This isn’t a government department checking the pulse of the nation in regards to its particular bailiwick. This is the agency that advises the prime minister himself and the data that is collected from these running polls will be de facto available to the political officers of “the centre.” The Centre, for the benefit of those outside the perception distortion field known as the Ottawa bubble, is the political heart of the Liberal Party of Canada—at least when it holds the levers of power in its hands.

There has been a long running tendency towards centralization in Canadian politics. Former Prime Minister Stephen Harper was infamously known as a control freak, but the polling proliferation actually dropped under his watch, at least at the start. Truth be told the centralization of power in the PMO (prime minister’s office) has increased with just about every new occupant in the top office. The current incumbent’s father, Pierre Elliot Trudeau, is famously credited with the start of the trend toward the centralization of power in the PMO—but he is far from the exception following on.
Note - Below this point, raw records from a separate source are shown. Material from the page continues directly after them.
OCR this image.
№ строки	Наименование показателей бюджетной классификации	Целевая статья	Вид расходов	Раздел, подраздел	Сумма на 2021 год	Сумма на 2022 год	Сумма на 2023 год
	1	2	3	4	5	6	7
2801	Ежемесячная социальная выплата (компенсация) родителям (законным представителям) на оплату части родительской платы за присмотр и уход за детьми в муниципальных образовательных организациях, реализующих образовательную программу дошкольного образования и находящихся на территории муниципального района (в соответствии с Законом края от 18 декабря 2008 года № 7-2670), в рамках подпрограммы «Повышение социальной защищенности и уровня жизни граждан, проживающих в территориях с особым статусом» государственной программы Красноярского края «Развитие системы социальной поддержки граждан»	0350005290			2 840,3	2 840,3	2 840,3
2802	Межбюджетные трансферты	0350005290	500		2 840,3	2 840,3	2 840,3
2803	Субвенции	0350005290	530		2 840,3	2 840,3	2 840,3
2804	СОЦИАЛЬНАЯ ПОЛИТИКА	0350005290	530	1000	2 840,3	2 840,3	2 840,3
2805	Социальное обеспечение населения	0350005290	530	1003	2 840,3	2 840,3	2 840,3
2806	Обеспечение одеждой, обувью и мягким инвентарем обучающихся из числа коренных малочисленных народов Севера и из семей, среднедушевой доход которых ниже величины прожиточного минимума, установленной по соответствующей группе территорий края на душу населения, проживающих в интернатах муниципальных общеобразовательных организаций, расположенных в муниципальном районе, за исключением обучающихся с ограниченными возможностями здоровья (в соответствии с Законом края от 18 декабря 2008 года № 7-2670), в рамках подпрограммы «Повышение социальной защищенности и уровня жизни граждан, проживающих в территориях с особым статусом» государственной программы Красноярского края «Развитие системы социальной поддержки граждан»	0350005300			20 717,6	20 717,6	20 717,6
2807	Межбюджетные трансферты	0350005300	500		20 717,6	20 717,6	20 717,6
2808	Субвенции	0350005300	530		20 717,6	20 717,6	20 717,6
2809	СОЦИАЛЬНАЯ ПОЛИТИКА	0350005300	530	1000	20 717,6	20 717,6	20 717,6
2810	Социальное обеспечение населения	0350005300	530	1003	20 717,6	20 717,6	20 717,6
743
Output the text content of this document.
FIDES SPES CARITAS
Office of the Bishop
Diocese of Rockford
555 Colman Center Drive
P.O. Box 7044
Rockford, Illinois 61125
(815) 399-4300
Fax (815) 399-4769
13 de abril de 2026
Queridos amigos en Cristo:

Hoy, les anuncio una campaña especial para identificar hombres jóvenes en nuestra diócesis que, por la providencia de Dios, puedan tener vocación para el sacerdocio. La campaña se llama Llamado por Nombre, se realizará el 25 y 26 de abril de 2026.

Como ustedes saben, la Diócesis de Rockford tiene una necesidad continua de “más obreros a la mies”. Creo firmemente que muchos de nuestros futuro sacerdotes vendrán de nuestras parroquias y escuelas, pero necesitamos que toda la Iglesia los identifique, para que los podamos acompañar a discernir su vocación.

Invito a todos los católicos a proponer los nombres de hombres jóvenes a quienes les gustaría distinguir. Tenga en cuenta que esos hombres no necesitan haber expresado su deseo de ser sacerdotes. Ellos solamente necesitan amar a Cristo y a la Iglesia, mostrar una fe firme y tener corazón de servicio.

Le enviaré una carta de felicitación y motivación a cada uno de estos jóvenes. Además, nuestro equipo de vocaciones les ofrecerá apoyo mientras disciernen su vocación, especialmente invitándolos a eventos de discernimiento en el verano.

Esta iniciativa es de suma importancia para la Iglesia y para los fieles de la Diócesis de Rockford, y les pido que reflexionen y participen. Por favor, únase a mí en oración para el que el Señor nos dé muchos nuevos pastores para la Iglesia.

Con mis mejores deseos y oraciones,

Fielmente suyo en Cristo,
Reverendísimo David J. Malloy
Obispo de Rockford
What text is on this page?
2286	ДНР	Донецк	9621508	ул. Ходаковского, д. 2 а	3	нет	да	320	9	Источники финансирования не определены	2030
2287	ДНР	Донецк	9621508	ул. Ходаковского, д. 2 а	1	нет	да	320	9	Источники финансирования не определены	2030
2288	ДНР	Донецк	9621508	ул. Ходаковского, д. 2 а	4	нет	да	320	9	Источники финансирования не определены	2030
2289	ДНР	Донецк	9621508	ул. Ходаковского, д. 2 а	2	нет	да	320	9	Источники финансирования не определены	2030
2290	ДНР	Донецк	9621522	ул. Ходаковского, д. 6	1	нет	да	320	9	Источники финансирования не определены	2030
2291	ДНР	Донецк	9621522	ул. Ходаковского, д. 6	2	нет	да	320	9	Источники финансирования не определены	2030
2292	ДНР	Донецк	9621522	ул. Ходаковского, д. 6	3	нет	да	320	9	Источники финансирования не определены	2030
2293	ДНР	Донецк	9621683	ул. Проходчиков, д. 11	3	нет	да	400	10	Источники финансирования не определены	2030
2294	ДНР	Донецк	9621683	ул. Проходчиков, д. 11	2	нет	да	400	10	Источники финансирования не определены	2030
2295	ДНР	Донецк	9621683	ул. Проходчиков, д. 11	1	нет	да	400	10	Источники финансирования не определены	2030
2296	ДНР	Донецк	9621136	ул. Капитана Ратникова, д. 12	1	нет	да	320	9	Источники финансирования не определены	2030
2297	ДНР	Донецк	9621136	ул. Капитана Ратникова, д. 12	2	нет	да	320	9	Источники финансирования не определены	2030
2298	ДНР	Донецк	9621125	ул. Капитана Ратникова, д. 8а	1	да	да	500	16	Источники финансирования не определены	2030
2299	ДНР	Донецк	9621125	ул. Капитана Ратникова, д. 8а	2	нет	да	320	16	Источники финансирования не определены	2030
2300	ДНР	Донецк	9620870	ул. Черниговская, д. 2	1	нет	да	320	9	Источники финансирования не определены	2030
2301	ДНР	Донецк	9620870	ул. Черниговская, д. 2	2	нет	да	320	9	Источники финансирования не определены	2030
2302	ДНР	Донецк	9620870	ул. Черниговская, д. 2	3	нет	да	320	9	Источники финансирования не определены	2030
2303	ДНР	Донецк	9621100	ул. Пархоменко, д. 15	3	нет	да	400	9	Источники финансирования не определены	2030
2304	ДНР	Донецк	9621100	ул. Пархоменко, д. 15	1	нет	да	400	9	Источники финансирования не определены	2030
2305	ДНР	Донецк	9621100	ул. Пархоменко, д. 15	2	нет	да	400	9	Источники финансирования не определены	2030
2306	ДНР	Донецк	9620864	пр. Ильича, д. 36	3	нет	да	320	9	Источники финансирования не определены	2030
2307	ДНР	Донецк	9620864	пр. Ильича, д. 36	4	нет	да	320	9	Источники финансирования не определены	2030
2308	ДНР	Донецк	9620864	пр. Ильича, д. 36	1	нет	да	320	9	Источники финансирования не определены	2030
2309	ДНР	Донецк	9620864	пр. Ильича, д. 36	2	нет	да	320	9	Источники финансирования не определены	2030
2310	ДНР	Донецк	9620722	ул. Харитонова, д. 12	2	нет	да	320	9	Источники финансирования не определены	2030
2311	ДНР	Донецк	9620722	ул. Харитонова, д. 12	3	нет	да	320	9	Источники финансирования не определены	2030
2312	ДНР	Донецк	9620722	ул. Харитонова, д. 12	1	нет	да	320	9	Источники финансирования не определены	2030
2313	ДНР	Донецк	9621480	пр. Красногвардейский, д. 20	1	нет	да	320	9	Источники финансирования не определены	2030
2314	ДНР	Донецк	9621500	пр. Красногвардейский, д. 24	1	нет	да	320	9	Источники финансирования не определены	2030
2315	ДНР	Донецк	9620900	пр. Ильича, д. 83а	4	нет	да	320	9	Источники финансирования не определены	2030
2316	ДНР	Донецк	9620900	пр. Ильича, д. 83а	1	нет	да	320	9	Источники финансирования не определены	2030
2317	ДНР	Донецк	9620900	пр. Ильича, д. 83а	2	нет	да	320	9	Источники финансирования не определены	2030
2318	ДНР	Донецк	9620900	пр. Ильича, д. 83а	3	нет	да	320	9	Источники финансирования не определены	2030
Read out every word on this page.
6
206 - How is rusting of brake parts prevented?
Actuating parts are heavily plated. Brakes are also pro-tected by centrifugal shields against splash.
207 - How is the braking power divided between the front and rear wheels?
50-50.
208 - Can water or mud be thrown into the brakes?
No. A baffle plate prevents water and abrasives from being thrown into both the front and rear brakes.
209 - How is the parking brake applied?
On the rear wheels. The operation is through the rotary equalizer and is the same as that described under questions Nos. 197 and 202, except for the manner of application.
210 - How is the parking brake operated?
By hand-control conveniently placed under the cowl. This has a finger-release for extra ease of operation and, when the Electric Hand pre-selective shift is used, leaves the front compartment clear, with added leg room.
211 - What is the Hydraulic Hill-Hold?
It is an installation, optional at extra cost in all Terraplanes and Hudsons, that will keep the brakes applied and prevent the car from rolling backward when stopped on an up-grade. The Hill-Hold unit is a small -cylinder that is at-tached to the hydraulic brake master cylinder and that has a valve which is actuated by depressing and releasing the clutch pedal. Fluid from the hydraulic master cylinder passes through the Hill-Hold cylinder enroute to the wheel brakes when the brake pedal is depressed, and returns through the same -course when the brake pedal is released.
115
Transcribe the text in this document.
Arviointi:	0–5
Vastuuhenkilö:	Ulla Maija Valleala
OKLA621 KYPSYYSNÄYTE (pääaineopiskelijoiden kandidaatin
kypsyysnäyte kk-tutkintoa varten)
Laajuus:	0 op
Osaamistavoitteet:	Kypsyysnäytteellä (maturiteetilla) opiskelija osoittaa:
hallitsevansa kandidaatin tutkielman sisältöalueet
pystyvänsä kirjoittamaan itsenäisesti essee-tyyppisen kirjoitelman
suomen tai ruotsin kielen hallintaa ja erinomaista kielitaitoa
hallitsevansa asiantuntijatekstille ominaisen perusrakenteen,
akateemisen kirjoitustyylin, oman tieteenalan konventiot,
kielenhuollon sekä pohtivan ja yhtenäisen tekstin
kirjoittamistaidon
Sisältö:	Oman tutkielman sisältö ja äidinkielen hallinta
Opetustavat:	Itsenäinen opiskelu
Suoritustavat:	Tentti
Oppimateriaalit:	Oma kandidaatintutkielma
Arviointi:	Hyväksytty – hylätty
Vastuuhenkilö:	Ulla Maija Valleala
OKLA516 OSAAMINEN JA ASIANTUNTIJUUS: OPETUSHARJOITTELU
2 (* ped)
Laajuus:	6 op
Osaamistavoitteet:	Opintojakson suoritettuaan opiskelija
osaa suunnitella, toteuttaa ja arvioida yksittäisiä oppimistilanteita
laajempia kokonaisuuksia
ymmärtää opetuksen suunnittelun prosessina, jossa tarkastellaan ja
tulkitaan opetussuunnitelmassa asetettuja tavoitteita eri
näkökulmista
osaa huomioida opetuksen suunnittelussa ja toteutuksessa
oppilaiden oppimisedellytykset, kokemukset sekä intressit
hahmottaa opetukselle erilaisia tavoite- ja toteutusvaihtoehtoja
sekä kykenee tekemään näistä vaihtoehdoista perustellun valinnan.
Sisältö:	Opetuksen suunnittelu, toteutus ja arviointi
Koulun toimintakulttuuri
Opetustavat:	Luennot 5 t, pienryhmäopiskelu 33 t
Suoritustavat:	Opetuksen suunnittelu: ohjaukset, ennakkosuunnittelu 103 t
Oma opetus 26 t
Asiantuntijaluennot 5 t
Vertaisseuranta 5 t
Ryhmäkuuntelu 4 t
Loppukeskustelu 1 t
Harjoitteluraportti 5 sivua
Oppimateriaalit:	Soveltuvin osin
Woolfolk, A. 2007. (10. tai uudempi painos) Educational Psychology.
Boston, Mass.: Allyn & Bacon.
Regardless of who has done what, the latest news is troubling because it reveals a greater nod to populism is taking hold on the government. Making decisions on what “plays well in Peoria,” rather than what demonstrably needs to be done in the interests of the country is a recipe for disaster. Some decisions are hard and downright unpopular, it is the double-edged sword of democracy, but when decisions are the right ones to make those decisions should be made.

Politicians are already notorious for swaying with the wind, but the rule by polls approach comes at a cost in credibility that is already strained too close to breaking point.

Throughout the history of modern democracy, political parties have played an important role in what the political scientists like to term interest aggregation. Parties tend to coalesce a certain pressure on the leadership to produce policies that at least somewhat trend in the direction of a particular ideology of how things should be done. But as time has gone on, the party role in government has all but disappeared.

Concurrent with that trend has been a centralization of power in the office of the prime minister and cabinet, with a strong tendency to the former—leaving the backbench MPs largely straw horses harnessed into line by party whips. This move to government by a single central strongman and his/her close cadre of friends rarely, if ever, ends well.

While it would be specious to suggest that the thin edge of a wedge leading toward a populist dictatorship is being driven into the halls of Parliament just yet, too much of a dependency on rolling polls in making governing decisions is definitely a worrying trend.